Imagem do Cristo crucificado pertencente ao Santuário Arquidiocesano Santa Luzia -  (crédito: Beto Novaes/EM/D.A Press/10/4/2003)

Imagem do Cristo crucificado pertencente ao Santuário Arquidiocesano Santa Luzia

crédito: Beto Novaes/EM/D.A Press/10/4/2003

A Semana Santa em Santa Luzia era sempre dividida em dois grupos familiares: os que vinham se encontrar para rezar e cumprir as tradições e os jovens, que queriam se divertir e aproveitar os primos e amigos. A primeira tradição da Sexta-Feira da Paixão era o ajantarado na casa da minha avó – refeição sobre a mesa imensa, que recebia parentes e agregados. As travessas vindas da cozinha acompanhavam o tamanho da mesa, cobertas com toras de bacalhau que agradavam a todos.

 

Diferente do resto da cidade, minha avó gostava de mostrar fartura, era adepta do exagero. Meu avô, dono do cartório em frente, era mão aberta. Fornecia do bom e do melhor para o almoço e as sobremesas, que eram incontáveis. Tinha muito vinho também, que as mulheres não bebiam. O almoço rolava à tarde, só terminava quando os acompanhantes da Procissão do Enterro começavam a se reunir.

 

 

Outro lance do qual me lembro é ver minha mãe, a artista da família, tentando recriar num lenço o rosto do Cristo morto, desfraldado enquanto Verônica executava seu hino de dor. Verônica deveria ser uma jovem da cidade, vestida de preto da cabeça aos pés, com bela voz. Acompanhava toda a procissão, que parava em frente a cada oratório – eles existiam em muitas casas –, desvendando a imagem do rosto de Cristo pintado no lenço.

 

Verônica parava com seu grupo em cada porta e entoava o hino de dor, sempre em latim.

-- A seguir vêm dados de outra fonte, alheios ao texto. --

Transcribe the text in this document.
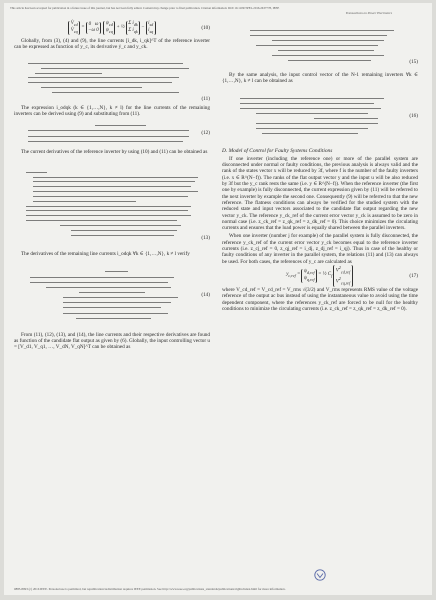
This article has been accepted for publication in a future issue of this journal, but has not been fully edited. Content may change prior to final publication. Citation information: DOI 10.1109/TPEL.2016.2637778, IEEE
Transactions on Power Electronics
$V̇_{cd}$
$V̇_{cq}$
=
0   ω
−ω 0
$\psi_{cd}$
$\psi_{cq}$
+ ½
Σ $i_{dk}$
Σ $i_{qk}$
−
$i_{sd}$
$i_{sq}$
(10)

Globally, from (3), (4) and (9), the line currents [i_dk, i_qk]^T of the reference inverter can be expressed as function of y_c, its derivative ẏ_c and y_ck.

(11)

The expression i_odqk (k ∈ {1,…,N}, k ≠ l) for the line currents of the remaining inverters can be derived using (9) and substituting from (11).

(12)

The current derivatives of the reference inverter by using (10) and (11) can be obtained as

(13)

The derivatives of the remaining line currents i_odqk ∀k ∈ {1,…,N}, k ≠ l verify

(14)

From (11), (12), (13), and (14), the line currents and their respective derivatives are found as function of the candidate flat output as given by (6). Globally, the input controlling vector u = [V_d1, V_q1, …, V_dN, V_qN]^T can be obtained as

(15)

By the same analysis, the input control vector of the N-1 remaining inverters ∀k ∈ {1,…,N}, k ≠ l can be obtained as

(16)
D. Model of Control for Faulty Systems Conditions

If one inverter (including the reference one) or more of the parallel system are disconnected under normal or faulty conditions, the previous analysis is always valid and the rank of the states vector x will be reduced by 3f, where f is the number of the faulty inverters (i.e. x ∈ R^(N−f)). The ranks of the flat output vector y and the input u will be also reduced by 3f but the y_c rank rests the same (i.e. y ∈ R^(N−f)). When the reference inverter (the first one by example) is fully disconnected, the current expression given by (11) will be referred to the next inverter by example the second one. Consequently (9) will be referred to that the new reference. The flatness conditions can always be verified for the studied system with the reduced state and input vectors associated to the candidate flat output regarding the new vector y_ck. The reference y_ck_ref of the current error vector y_ck is assumed to be zero in normal case (i.e. z_ck_ref = z_qk_ref = z_dk_ref = 0). This choice minimizes the circulating currents and ensures that the load power is equally shared between the parallel inverters.

When one inverter (number j for example) of the parallel system is fully disconnected, the reference y_ck_ref of the current error vector y_ck becomes equal to the reference inverter currents (i.e. z_cj_ref = 0, z_qj_ref = i_dj, z_dj_ref = i_qj). Thus in case of the healthy or faulty conditions of any inverter in the parallel system, the relations (11) and (13) can always be used. For both cases, the references of y_c are calculated as

$y_{c,ref}$ =
$\psi_{d,ref}$
$\psi_{q,ref}$
= ½ $C_f$
$V^2_{cd,ref}$
$V^2_{cq,ref}$
(17)

where V_cd_ref = V_cd_ref = V_rms √(3/2) and V_rms represents RMS value of the voltage reference of the output ac bus instead of using the instantaneous value to avoid using the time dependent component, where the references y_ck_ref are forced to be null for the healthy conditions to minimize the circulating currents (i.e. z_ck_ref = z_qk_ref = z_dk_ref = 0).

0885-8993 (c) 2016 IEEE. Personal use is permitted, but republication/redistribution requires IEEE permission. See http://www.ieee.org/publications_standards/publications/rights/index.html for more information.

A procissão dava a volta na cidade, trazendo o Cristo morto, colocado na sacristia da igreja para ser preparado para o descendimento da cruz.

 

 

Na sacristia, estávamos eu e minha prima, responsáveis pela preparação do caixão que receberia o Cristo. Nana Gabrich subia a rua comigo levando os lençóis brancos de linho que seriam usados como mortalha.

 

Da sacristia, a imagem ia para o adro da igreja, onde Cristo era colocado no caixão para ser levado em procissão, recoberto com flores, muitas flores. Depois que Nana morreu, as filhas cumpriram a tarefa comigo, que não estarei presente hoje, porque não consigo mais cumprir esta tarefa em pé.